Today’s big ramp-up in the 3 major U.S. indexes — the Nasdaq was up 0.55% on the day, and the S&P 500 +1.48% — comes on a somber date in history regarding the coronavirus pandemic, as domestic fatalities have surpassed 100K. Now 1.72 million Americans have been confirmed as having contracted the disease. Worldwide, 5.64 million confirmed cases have resulted in 353K deaths.

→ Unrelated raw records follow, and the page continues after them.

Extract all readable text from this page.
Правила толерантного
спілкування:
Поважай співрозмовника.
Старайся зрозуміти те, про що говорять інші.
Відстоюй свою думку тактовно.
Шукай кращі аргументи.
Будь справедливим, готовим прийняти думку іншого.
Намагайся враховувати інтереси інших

What has been scheduled for today was an historic launch by SpaceX — the joint venture between Tesla’s (TSLA - Free Report) CEO Elon Musk and The Boeing Company (BA - Free Report) — has now been postponed due to bad weather. The Falcon 9 rocket, which currently sits on the platform at the Kennedy Space Center, will be the first U.S. space launch since the final flight of NASA’s Space Shuttle Atlantis nearly 9 years ago. The launch has now been rescheduled for 3:22pm ET Saturday.

This is also the first space mission conducted primarily through non-government entities. Though SpaceX — still a private company, with no immediate plans for an IPO — is working in tandem with NASA, it is effectively first-to-market with human space travel. Other companies in the “space,” like Virgin Galactic (SPCE - Free Report) and Amazon (AMZN - Free Report) -founder Jeff Bezos’ Blue Origin, are estimated to help create an $800 billion industry over the next decade. Saturday’s launch is expected to be a momentous occasion for this market “taking off.”

Pros & Cons in China

While China’s industrial growth adds to the positive sentiment regarding the global economy beyond the COVID-19 crisis, not all is coming up roses in the world’s second-largest economy. Increasing tensions over security laws in Hong Kong from Mainland China — which many in Hong Kong see as a “crackdown” on their legal and economic autonomy — have resulted in new skirmishes between police and protestors. U.S. Secretary of State Mike Pompeo made it a point to say “Hong Kong is no longer autonomous from China,” and commented that the U.S. stands on the side of the protesters.

This is in addition to legislation being formed here at home that would subject publicly traded companies to audits by the U.S. government. This would likely cause many Chinese companies currently trading in the U.S. markets to de-list from the indexes. These will be developments worth keeping an eye on as the week progresses.